Opinion

California election officials respond on election hacking

Voters have always had faith that their votes would be counted correctly and the outcome of elections would be untainted by fraud. With news that outside forces are trying to hack our voting processes, that faith is starting to be strained.
Voters have always had faith that their votes would be counted correctly and the outcome of elections would be untainted by fraud. With news that outside forces are trying to hack our voting processes, that faith is starting to be strained. McClatchy News Service

There have been numerous reports of efforts to hack, manipulate and misinform voters and impact elections in our country the past few weeks. Monday’s story – “Election officials outgunned in Russia’s cyberwar against America,” on the McClatchy DC Bureau website – profiled the dynamics of some of these acts and the role played by elections officials in thwarting them.

While there is much to agree with in the article, it feeds into what has become a common narrative framing election security as a divide between the local election officials and the computer science/information security communities. To be sure, there is a history to that tension, but making it the focus is unlikely to resolve the issues and detracts from important work needed to move us forward.

Without hesitation, California election officials take these issues seriously.

It’s well past time to focus on solutions when it comes to election security in this modern age. Election officials have been sounding the alarm about the need for new resources and updated equipment and systems for well over a decade – getting minimal response from state and federal governments.

We cannot ignore the reality of what is occurring when it comes to aging voting systems and insufficient resources. At the same time, a broader vulnerability looms with numerous examples, external to voting systems, of efforts to hack, manipulate and misinform the electorate as a means of impacting elections in our nation.
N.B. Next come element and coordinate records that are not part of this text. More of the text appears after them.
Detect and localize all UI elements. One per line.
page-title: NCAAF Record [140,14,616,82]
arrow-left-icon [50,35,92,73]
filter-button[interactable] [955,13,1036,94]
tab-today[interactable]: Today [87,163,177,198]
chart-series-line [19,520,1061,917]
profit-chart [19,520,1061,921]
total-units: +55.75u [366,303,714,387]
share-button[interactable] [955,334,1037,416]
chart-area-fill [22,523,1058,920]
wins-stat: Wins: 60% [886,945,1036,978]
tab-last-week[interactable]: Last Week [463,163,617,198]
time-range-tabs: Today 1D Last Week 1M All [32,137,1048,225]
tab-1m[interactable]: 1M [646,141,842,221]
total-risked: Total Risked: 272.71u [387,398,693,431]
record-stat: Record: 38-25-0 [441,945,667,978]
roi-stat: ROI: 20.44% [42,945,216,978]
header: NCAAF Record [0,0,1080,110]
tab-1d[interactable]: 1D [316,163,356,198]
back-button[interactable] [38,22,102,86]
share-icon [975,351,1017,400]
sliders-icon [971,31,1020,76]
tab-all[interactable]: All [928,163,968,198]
Framing the issue as a deficiency in election administration does little to combat those dynamics and has a good chance of enhancing them.

The policy recommendations seem clear – paper ballots of record and post-election audits. We should continue to collaborate on the operational elements of both and to advocate for best practices. But those assurances alone are insufficient in combating increasingly nefarious attempts to thwart fair, accessible and transparent elections.
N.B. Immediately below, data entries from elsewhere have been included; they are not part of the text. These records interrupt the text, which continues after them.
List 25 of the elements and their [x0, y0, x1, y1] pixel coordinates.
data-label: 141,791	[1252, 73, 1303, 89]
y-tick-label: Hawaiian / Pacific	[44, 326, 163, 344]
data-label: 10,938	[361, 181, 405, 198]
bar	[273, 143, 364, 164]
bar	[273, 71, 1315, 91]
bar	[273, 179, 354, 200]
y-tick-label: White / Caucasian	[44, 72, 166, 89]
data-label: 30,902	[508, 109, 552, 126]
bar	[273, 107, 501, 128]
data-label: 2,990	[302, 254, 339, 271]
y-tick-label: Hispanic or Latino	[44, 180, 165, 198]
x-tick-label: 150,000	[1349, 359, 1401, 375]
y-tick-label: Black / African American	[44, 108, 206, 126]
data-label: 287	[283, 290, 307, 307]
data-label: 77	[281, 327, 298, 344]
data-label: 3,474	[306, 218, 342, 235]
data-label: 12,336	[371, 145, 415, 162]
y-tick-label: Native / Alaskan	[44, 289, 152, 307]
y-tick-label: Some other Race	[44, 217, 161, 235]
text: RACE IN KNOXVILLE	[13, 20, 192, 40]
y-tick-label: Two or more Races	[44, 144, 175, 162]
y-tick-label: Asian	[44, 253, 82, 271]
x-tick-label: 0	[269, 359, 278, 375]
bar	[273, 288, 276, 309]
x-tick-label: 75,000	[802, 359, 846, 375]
A great audit of paper records that demonstrates intrusion or vulnerability might validate such policies, but will have little effect in leaving the electorate confident in the outcome or in encouraging increased or sustained voter participation – especially if nothing is offered to prevent intrusions and curtail vulnerabilities.

We have to talk about addressing the real need for updated systems, increased investment in information security and acquisition of resources that allow local jurisdictions to access and attract the skills sets required to ensure election integrity.
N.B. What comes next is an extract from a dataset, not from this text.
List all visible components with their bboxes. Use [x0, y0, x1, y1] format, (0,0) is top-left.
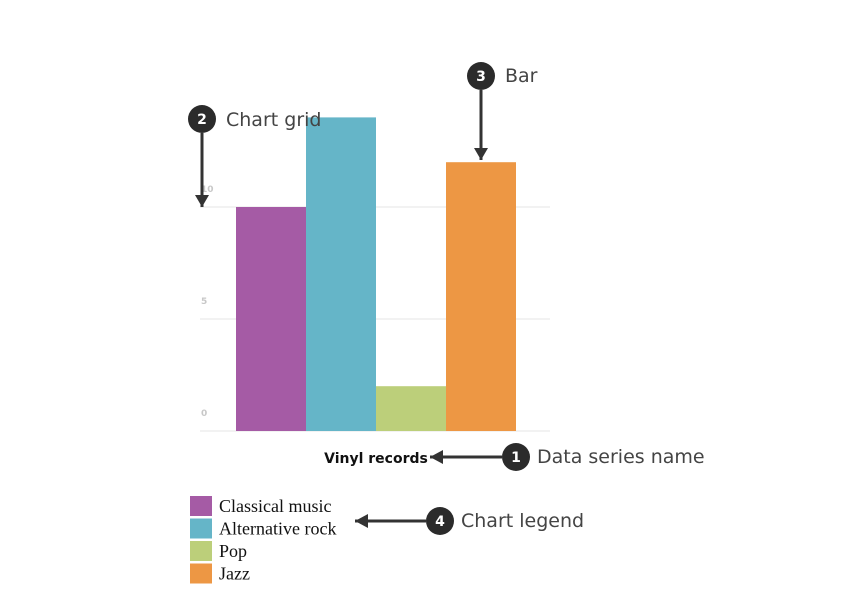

That has been the underpinning of the ongoing project to update and move to a publicly owned voting system in Los Angeles County. It is also the foundation of Assembly Bill 668 – the Voting Modernization Bond of 2018 pending in the California Legislature.

As the U.S. Senate Intelligence Committee convenes this week to further investigate attempted election hacking in 2016, and as legislators in Sacramento grapple with election funding issues here at home, we should change the dialog and look for solutions. Any finger pointing should be aimed at those who seek to attack our electoral systems, not on the officials who are working to keep them afloat in uncertain times.

Dean C. Logan is the Los Angeles County Registrar-Recorder/County Clerk and President of the California Association of Clerks and Election Officials. He wrote this for The Modesto Bee and Merced Sun-Star.